Sole Traders – Why is my tax bill so high?...

This question is not unfamiliar to me. The full question is normally along the lines of ‘Why is my tax bill so high, in fact why am I paying any tax at all?’

I do understand the thinking from a sole trader’s perspective, I think it is a sentiment shared by us all. But the simple fact is we live in a tax-based society and however you structure your personal and commercial affairs, you will always have to pay some tax, whether you are a sole trader, limited company director or partner in an LLP. After all, you have had the benefit of the income.

I normally find that the question being posed has originated in a pub or around a meal table and stems from the fact that ‘my mate is paying less than me but our circumstances are the same’. They rarely are the same though and these kinds of discussions tend not to deep dive into the details, focusing instead on a high-level summary of turnover and take home.

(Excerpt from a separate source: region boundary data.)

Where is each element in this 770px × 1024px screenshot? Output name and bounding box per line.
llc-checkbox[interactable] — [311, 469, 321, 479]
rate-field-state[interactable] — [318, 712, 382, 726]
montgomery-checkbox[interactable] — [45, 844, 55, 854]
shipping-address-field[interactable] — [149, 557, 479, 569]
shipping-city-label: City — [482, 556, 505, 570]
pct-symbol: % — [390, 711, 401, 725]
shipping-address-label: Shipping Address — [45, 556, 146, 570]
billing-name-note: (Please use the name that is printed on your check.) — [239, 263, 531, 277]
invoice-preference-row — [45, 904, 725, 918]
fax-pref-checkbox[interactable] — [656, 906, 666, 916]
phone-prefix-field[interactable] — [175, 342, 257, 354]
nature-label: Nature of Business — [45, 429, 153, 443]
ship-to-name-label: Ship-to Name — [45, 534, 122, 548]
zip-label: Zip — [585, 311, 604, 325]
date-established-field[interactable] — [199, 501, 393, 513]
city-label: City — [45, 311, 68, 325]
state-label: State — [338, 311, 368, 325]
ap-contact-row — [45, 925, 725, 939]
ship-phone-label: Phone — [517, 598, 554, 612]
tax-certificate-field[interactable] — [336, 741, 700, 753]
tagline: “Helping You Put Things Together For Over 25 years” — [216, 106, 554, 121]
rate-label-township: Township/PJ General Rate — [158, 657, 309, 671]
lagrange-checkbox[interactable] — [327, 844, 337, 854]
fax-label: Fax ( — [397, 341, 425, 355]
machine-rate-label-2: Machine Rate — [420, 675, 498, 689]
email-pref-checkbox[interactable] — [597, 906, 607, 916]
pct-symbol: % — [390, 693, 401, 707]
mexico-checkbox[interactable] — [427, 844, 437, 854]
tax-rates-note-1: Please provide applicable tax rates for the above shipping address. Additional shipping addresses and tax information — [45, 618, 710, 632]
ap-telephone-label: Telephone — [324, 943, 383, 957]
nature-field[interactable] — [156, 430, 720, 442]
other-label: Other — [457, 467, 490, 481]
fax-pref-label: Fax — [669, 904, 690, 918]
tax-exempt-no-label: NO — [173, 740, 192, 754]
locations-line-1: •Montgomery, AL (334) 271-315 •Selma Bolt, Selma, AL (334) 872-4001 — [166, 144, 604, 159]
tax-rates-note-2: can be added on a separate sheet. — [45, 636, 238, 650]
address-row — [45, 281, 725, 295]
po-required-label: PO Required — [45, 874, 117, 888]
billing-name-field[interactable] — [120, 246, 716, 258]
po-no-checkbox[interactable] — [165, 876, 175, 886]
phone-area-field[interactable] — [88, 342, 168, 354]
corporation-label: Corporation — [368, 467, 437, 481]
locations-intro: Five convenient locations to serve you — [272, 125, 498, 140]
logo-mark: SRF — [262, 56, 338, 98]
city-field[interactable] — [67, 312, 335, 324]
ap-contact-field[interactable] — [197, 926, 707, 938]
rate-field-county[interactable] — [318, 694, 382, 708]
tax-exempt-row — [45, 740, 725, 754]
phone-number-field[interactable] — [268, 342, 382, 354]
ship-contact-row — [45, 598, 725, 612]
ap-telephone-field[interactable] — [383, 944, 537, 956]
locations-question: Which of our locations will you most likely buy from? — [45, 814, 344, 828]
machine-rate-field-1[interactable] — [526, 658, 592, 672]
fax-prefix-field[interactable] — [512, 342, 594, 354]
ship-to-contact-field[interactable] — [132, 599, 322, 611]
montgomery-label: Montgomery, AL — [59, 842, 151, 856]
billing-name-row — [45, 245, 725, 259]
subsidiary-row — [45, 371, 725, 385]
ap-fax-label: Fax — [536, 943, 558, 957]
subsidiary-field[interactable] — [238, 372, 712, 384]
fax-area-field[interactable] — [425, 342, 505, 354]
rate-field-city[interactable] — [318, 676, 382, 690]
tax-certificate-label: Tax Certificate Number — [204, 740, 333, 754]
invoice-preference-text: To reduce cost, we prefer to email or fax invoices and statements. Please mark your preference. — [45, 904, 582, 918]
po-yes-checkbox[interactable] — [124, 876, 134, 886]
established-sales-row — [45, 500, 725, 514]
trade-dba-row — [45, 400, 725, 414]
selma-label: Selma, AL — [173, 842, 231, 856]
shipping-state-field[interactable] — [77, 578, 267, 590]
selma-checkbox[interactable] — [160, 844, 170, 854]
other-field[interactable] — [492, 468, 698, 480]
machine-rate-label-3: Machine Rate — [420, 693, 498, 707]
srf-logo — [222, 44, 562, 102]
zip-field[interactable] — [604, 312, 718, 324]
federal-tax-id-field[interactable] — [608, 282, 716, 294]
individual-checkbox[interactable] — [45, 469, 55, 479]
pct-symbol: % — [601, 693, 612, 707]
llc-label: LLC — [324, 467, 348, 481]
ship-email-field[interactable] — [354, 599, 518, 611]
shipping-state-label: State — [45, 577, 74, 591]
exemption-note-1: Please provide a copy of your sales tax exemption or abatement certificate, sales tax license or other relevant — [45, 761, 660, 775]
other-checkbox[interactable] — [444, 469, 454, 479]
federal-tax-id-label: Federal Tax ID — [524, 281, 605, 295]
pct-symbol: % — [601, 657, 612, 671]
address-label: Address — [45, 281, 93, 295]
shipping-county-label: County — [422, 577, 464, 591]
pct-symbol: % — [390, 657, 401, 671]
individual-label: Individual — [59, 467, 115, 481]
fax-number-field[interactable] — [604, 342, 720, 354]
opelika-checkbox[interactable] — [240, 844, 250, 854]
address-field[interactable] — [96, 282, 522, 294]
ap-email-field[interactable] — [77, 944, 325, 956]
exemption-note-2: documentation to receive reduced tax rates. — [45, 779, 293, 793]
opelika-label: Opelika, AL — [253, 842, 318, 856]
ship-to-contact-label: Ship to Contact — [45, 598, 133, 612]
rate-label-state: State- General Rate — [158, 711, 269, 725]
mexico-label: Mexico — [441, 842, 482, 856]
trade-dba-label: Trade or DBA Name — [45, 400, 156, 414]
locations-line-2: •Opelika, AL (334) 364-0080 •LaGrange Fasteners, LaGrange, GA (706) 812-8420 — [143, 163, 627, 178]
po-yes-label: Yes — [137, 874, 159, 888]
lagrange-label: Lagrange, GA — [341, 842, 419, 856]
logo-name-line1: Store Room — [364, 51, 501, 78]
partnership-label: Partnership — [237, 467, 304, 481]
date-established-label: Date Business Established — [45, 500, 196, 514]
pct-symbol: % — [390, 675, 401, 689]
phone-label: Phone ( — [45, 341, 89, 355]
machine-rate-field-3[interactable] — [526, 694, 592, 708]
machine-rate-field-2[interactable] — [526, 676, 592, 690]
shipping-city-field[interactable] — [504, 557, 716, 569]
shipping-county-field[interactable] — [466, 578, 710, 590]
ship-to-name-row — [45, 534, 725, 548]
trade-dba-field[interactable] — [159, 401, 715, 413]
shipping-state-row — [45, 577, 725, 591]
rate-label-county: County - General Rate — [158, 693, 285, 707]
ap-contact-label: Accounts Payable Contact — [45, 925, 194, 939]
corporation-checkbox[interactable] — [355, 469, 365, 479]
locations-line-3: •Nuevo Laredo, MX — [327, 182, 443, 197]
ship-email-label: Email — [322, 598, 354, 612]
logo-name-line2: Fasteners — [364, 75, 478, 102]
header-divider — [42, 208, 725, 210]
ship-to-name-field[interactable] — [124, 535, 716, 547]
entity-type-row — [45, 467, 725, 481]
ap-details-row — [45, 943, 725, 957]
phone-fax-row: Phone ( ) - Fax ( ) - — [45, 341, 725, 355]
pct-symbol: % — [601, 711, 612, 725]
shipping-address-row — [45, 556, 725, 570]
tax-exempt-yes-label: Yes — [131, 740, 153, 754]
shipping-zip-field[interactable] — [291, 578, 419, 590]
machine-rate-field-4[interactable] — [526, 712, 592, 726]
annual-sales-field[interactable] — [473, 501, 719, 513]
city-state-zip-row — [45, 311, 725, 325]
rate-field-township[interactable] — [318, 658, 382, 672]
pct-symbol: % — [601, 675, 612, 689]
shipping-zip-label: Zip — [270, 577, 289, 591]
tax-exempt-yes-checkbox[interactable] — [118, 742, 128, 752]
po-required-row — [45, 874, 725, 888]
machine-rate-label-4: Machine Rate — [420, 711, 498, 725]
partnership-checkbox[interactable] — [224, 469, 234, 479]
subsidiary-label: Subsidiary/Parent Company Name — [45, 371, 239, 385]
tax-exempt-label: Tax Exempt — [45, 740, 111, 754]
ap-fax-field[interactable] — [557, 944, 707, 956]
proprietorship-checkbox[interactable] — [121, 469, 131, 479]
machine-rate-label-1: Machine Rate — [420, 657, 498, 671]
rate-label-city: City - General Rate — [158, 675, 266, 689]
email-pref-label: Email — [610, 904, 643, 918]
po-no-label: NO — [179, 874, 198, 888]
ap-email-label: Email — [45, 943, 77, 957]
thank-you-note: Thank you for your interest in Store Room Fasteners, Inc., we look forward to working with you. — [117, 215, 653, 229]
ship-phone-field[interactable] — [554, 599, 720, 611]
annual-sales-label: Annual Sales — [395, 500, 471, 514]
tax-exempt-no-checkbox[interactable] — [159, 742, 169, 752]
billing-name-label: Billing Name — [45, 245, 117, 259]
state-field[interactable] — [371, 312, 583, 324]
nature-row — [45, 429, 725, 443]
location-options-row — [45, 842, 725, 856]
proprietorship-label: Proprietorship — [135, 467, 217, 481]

When one drills down on two ‘similar’ scenarios it is often very easy to see what creates the variance in income and tax. Firstly, do the ‘years’ being discussed cover the same period? Tax allowances change in April most years and the year in question may refer to the last 12 months, the last tax year or the last accounting year and the odd percentage point here and there will make a difference. For this reason and due to the natural fluctuation in income and expenses too, year-on-year comparisons are not a good baseline when considering tax. Low expenses and increased income means more tax – simple.

The other dimension rarely considered is personal circumstances and elements that can impact your personal tax allowance. For sole traders these may include how you pay for vehicles, pensions, healthcare and other non-financial benefits. Expenses and allowances that are available to claim for directors are not necessarily the same for the self employed and vice versa.  Your mate may be putting away ten times what you are into his pension which can be offset against his profits, reducing his taxable income. You may have a different tax code to them meaning you can earn more/less than they can before tax becomes payable. They may even have other incomes such as rental properties or shares which pay dividends. So beware the quick comparison. Despite what HMRC say on their adverts, tax is taxing and I don’t think I can name any two clients whose circumstances, and therefore tax bills, are even closely aligned.

Whoever you are and whatever you earn, any tax bill hurts, so I always try and put a positive spin on the end of any discussion with a sole trader/client regarding the size of their tax bill. I do this by pointing out that in most cases a big tax bill means you have enjoyed a good level of income and generated a nice profit margin. It’s sometimes all too easy to lose sight of that fact.